IPDRM 2017

Second Annual Workshop on Emerging Parallel and Distributed Runtime Systems and Middleware

Orlando, Florida, USA.

Held in conjunction with the 31st IEEE International Parallel and Distributed Processing Symposium, (IEEE IPDPS 2017), May 29-June 2, 2017, Orlando, Florida, USA.

Submission deadlines: January 29th, 2017 EXTENDED TO February 5th, 2017


Node architectures of extreme-scale systems are rapidly increasing in complexity. Emerging homogeneous and heterogeneous designs provide massive multi-level parallelism, but developing efficient runtime systems and middleware that allow applications to efficiently and productively exploit these architectures is extremely challenging. Moreover, current state-of-the-art approaches may become unworkable once energy consumption, resilience, and data movement constraints are added. The goal of this workshop is to attract the international research community to share new and bold ideas that will address the challenges of design, implementation, deployment, and evaluation of future runtime systems and middleware.

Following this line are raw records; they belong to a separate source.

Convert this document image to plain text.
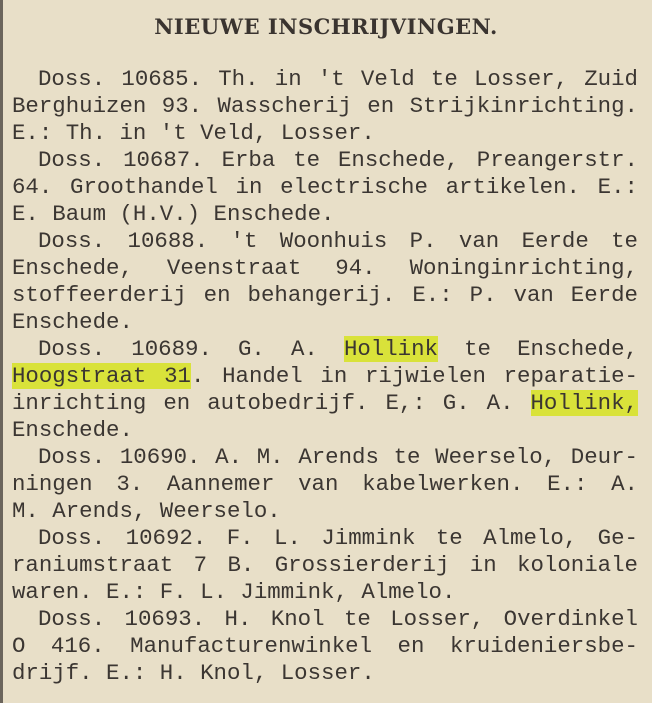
NIEUWE INSCHRIJVINGEN.
Doss. 10685. Th. in 't Veld te Losser, Zuid
Berghuizen 93. Wasscherij en Strijkinrichting.
E.: Th. in 't Veld, Losser.
Doss. 10687. Erba te Enschede, Preangerstr.
64. Groothandel in electrische artikelen. E.:
E. Baum (H.V.) Enschede.
Doss. 10688. 't Woonhuis P. van Eerde te
Enschede, Veenstraat 94. Woninginrichting,
stoffeerderij en behangerij. E.: P. van Eerde
Enschede.
Doss. 10689. G. A. Hollink te Enschede,
Hoogstraat 31. Handel in rijwielen reparatie-
inrichting en autobedrijf. E,: G. A. Hollink,
Enschede.
Doss. 10690. A. M. Arends te Weerselo, Deur-
ningen 3. Aannemer van kabelwerken. E.: A.
M. Arends, Weerselo.
Doss. 10692. F. L. Jimmink te Almelo, Ge-
raniumstraat 7 B. Grossierderij in koloniale
waren. E.: F. L. Jimmink, Almelo.
Doss. 10693. H. Knol te Losser, Overdinkel
O 416. Manufacturenwinkel en kruideniersbe-
drijf. E.: H. Knol, Losser.
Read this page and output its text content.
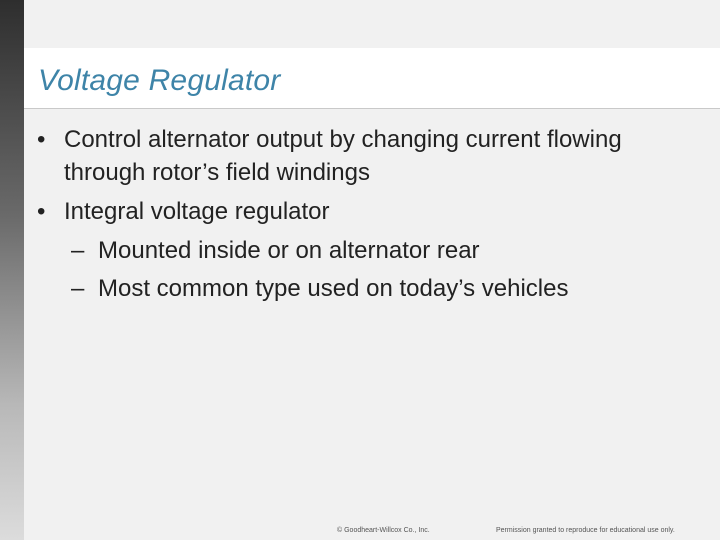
Voltage Regulator
• Control alternator output by changing current flowing through rotor’s field windings
• Integral voltage regulator
– Mounted inside or on alternator rear
– Most common type used on today’s vehicles
© Goodheart-Willcox Co., Inc.	Permission granted to reproduce for educational use only.
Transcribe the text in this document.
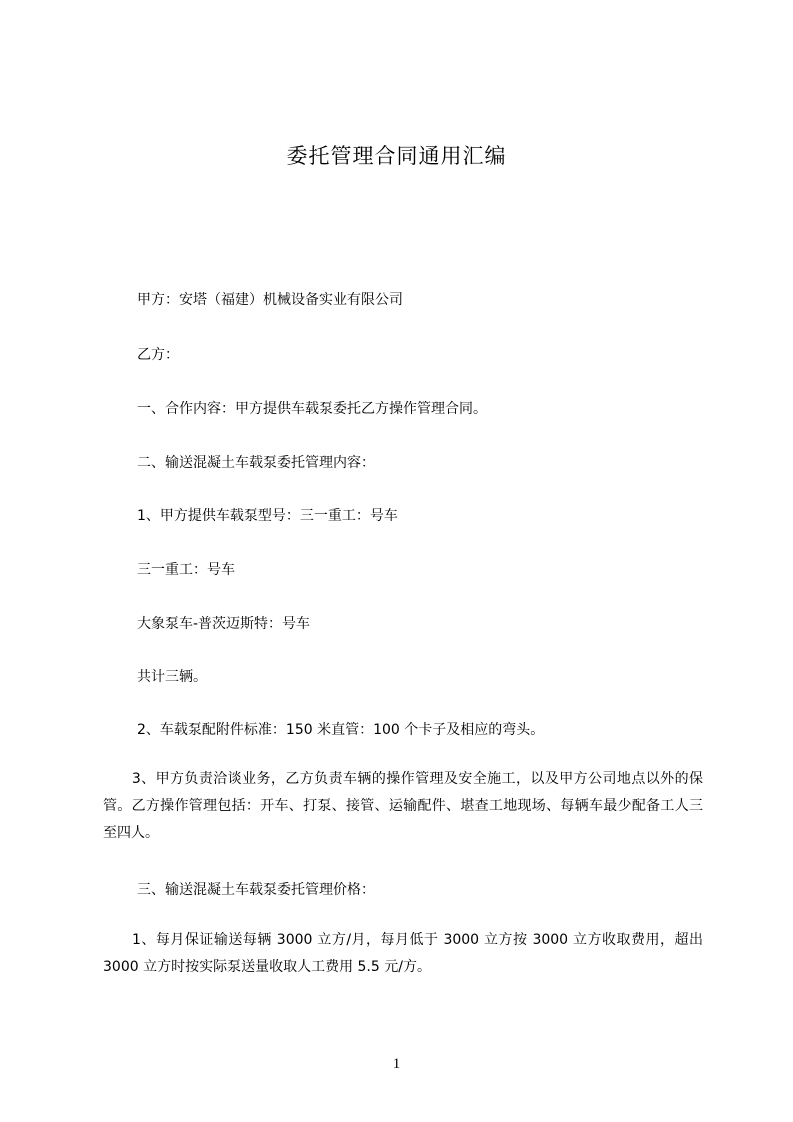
委托管理合同通用汇编
甲方：安塔（福建）机械设备实业有限公司
乙方：
一、合作内容：甲方提供车载泵委托乙方操作管理合同。
二、输送混凝土车载泵委托管理内容：
1、甲方提供车载泵型号：三一重工：号车
三一重工：号车
大象泵车-普茨迈斯特：号车
共计三辆。
2、车载泵配附件标准：150 米直管：100 个卡子及相应的弯头。
　　3、甲方负责洽谈业务，乙方负责车辆的操作管理及安全施工，以及甲方公司地点以外的保管。乙方操作管理包括：开车、打泵、接管、运输配件、堪查工地现场、每辆车最少配备工人三至四人。
三、输送混凝土车载泵委托管理价格：
　　1、每月保证输送每辆 3000 立方/月，每月低于 3000 立方按 3000 立方收取费用，超出 3000 立方时按实际泵送量收取人工费用 5.5 元/方。
1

This workshop will emphasize novel, disruptive research ideas over incremental advances. We will solicit papers on topics including, but not limited to, the following areas:

Runtime System/Middleware Design, Evaluation and Usage

  • Runtime/Middleware for emerging HPC and cloud computing platforms
  • Runtime/Middleware for Big Data Computing
  • Modeling and Performance Analysis of Runtime Systems
  • Comparison studies of different runtime systems and middleware
  • Tuning and Optimization studies
  • Interactions between Runtime Systems and Middleware
  • Runtime-architecture co-design

Constraints and Issues for Runtime Systems and Middleware

  • Energy- and Power-aware schemes
  • Fault Tolerance and Reliability
  • Scalable high-performance I/O and access to Big Data
  • Memory management
  • Runtime data analysis (e.g., in-situ analysis)
  • Real-time solutions and QOS
  • Virtualization, provisioning, and scheduling
  • Scalability of novel runtime systems and applications using them

Design Principles and Programming Support

  • High-level programming models (e.g., thread and task based models, data parallel models, and stream programming) and domain-specific languages
  • Programming frameworks, parallel programming, and design methodologies
  • Methodologies and tools for runtime and middleware design, implementation , verification, and evaluation
  • Wild and crazy ideas on future Runtime System and Middleware


We invite two kinds of submissions to this workshop: (1) Full-length research papers (8-page limit); (2) Short papers (4-page limit), which can take the form of position papers, experience reports, or surveys/comparisons of runtime systems and middleware. Papers should not exceed eight (or four) single-spaced pages (including figures, tables and references) using 10-point font on 8.5x11-inch pages. Submissions will be judged on correctness, originality, technical strength, significance, presentation quality, and appropriateness. Submitted papers should not have appeared in or under consideration for another venue. A full peer-review process will be followed with each paper being reviewed by at least 3 members of the program committee.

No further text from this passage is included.